The River of Community

A children’s home is like a pond – self contained, calm, and disconnected from the river. For many children, it’s a place of necessary protection from unsafe or unhealthy situations.

Community is like a river, a constant current flowing by countless faces and places. Its path winds us through family gatherings, school assemblies, local restaurants, and neighborhood block parties. Along its banks are different people and life situations, each one building into us through experiences and individual understandings of the world. We learn how to shop at the grocery store and engage with a cashier as we watch our parents make the list and push the cart. We learn to navigate social situations such as meals at restaurants, wedding etiquette, and negotiations with car mechanics. We learn how to invite a friend to coffee, plan a birthday party, and find a church. We are swept up in the flow of community and in time, we learn to swim with the current. 

A children’s home is like a pond – self contained, calm, and disconnected from the river. For many children, it’s a place of necessary protection from unsafe or unhealthy situations. The pond serves a vital purpose of safeguarding and stability, but in time, the child grows, needs to join the river, to return to community, to navigate larger currents outside the proverbial pond. 

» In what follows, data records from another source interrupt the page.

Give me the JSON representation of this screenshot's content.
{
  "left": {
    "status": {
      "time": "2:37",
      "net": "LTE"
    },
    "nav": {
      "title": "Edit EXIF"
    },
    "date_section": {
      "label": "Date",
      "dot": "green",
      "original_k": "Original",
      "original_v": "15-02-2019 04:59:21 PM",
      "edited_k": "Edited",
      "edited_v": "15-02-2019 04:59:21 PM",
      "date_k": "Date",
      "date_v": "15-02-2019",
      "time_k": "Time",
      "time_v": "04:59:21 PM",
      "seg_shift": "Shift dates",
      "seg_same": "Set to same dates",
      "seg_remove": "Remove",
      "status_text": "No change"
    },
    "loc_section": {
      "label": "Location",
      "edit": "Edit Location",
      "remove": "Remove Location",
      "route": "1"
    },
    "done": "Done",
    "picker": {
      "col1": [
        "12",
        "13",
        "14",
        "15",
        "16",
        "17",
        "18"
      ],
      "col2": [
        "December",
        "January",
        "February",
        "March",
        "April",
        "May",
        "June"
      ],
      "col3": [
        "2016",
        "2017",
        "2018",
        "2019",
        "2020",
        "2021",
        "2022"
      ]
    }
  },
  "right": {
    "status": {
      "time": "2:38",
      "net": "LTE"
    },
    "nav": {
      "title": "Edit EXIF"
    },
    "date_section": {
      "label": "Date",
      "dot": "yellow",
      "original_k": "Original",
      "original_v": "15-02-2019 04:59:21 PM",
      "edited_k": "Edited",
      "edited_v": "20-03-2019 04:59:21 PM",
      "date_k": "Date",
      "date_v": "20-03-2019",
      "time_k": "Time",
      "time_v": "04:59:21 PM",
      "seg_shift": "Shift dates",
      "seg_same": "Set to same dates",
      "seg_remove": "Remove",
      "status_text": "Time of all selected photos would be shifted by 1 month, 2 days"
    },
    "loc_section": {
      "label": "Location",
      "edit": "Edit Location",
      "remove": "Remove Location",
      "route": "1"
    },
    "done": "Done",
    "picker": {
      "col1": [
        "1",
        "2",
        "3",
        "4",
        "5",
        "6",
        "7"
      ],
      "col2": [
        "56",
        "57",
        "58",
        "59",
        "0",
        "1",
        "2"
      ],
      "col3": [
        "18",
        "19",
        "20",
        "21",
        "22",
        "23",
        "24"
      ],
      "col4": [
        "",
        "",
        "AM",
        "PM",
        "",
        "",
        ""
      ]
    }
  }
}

For a child who has grown up in the pond of a children’s home, the dive into the river of community can be daunting and impossible to do alone. In the early years of the Hope Education Program in Monterrey, Mexico, Back2Back staff watched as graduating students waded into the river of community. They rented apartments, commuted to jobs, found churches, maintained social lives, and it all proved challenging and overwhelming. Some stumbled, some swam, and some simply turned around and came back to the pond. Students were graduating from the program, but lacked the confidence and skills to step off the Hope Program Campus and into their local community. 

The need for a more formalized program to walk alongside students in this major life transition became evident and the Transitioning to Independence Program was born. Today, the Transitioning to Independence Program is actively walking students into the river of community in Mexico, Nigeria, and India. 

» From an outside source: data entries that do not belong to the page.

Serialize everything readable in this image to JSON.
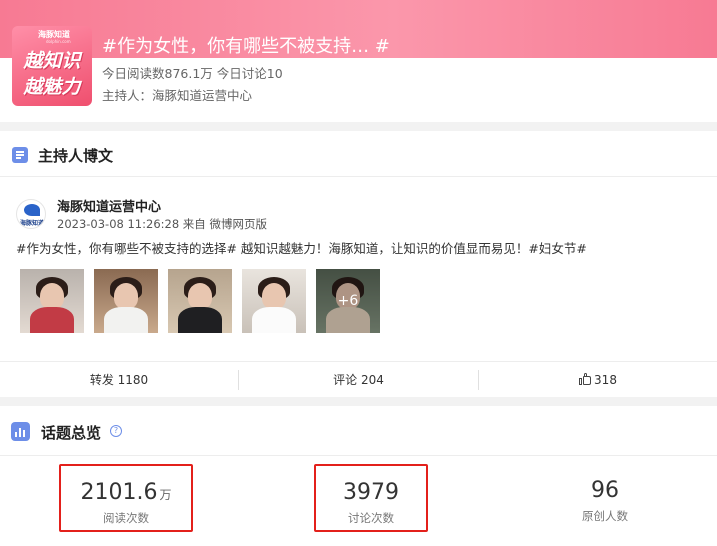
{
  "header": {
    "logo_brand": "海豚知道",
    "logo_brand_sub": "dolphin.com",
    "logo_line1": "越知识",
    "logo_line2": "越魅力",
    "title": "#作为女性，你有哪些不被支持… #",
    "stats": "今日阅读数876.1万 今日讨论10",
    "host": "主持人：海豚知道运营中心"
  },
  "host_post": {
    "section_title": "主持人博文",
    "author_avatar_text": "海豚知道",
    "author_name": "海豚知道运营中心",
    "meta": "2023-03-08 11:26:28 来自 微博网页版",
    "text": "#作为女性，你有哪些不被支持的选择# 越知识越魅力！海豚知道，让知识的价值显而易见！#妇女节#",
    "more_images": "+6",
    "actions": {
      "repost": "转发 1180",
      "comment": "评论 204",
      "like": "318"
    }
  },
  "overview": {
    "title": "话题总览",
    "help_icon": "?",
    "stats": [
      {
        "value": "2101.6",
        "unit": "万",
        "label": "阅读次数",
        "highlighted": true
      },
      {
        "value": "3979",
        "unit": "",
        "label": "讨论次数",
        "highlighted": true
      },
      {
        "value": "96",
        "unit": "",
        "label": "原创人数",
        "highlighted": false
      }
    ]
  },
  "colors": {
    "header_pink": "#f77a93",
    "accent_blue": "#6d8ee8",
    "highlight_red": "#e3201b"
  }
}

In Monterrey, program coordinator Sara Jensen coaches students as they make grocery lists, build budgets, and apply for jobs. She invites them to coffee and is a safe place to process all they are experiencing in this new stage of life. She has created such a felt safety with them that one student, after successfully applying and receiving a new job, admitted he had no idea how to run the cash register and needed help. Sara and his local mentors got to work on a crash course in cash register skills. When he needed help, he knew there was someone just a text message away who would be there. When he needed it most, his community came alongside him and provided support for the next step. 

As students take brave steps into the river of community, it’s the knowledge  they are not alone that makes all the difference. When asked why it’s so important to have someone walk alongside them, Sara responded “They feel so lost. They feel like they don’t belong. So it’s walking with them and helping them to reenter the community that they are part of. And allowing them to know that they’re not alone.” 

Sara actively works to recruit local volunteers to serve as mentors and a network of connections. Success is measured by a student’s ability to maintain healthy relationships and seek out positive people to be a part of their lives. The goal is to walk students into independence through interdependence with their broader community. 

“We give up when we are alone, not when we are in community and supported by others that tell you, just take one more step, just keep going,” shares Sara. This is the benefit of the current of community, it keeps us moving forward when we are tempted to quit and floats us along when we are tired or worn out.

Today there are over 50 young adults taking brave steps into the river of community and because of Back2Back staff and volunteers, they never do it alone.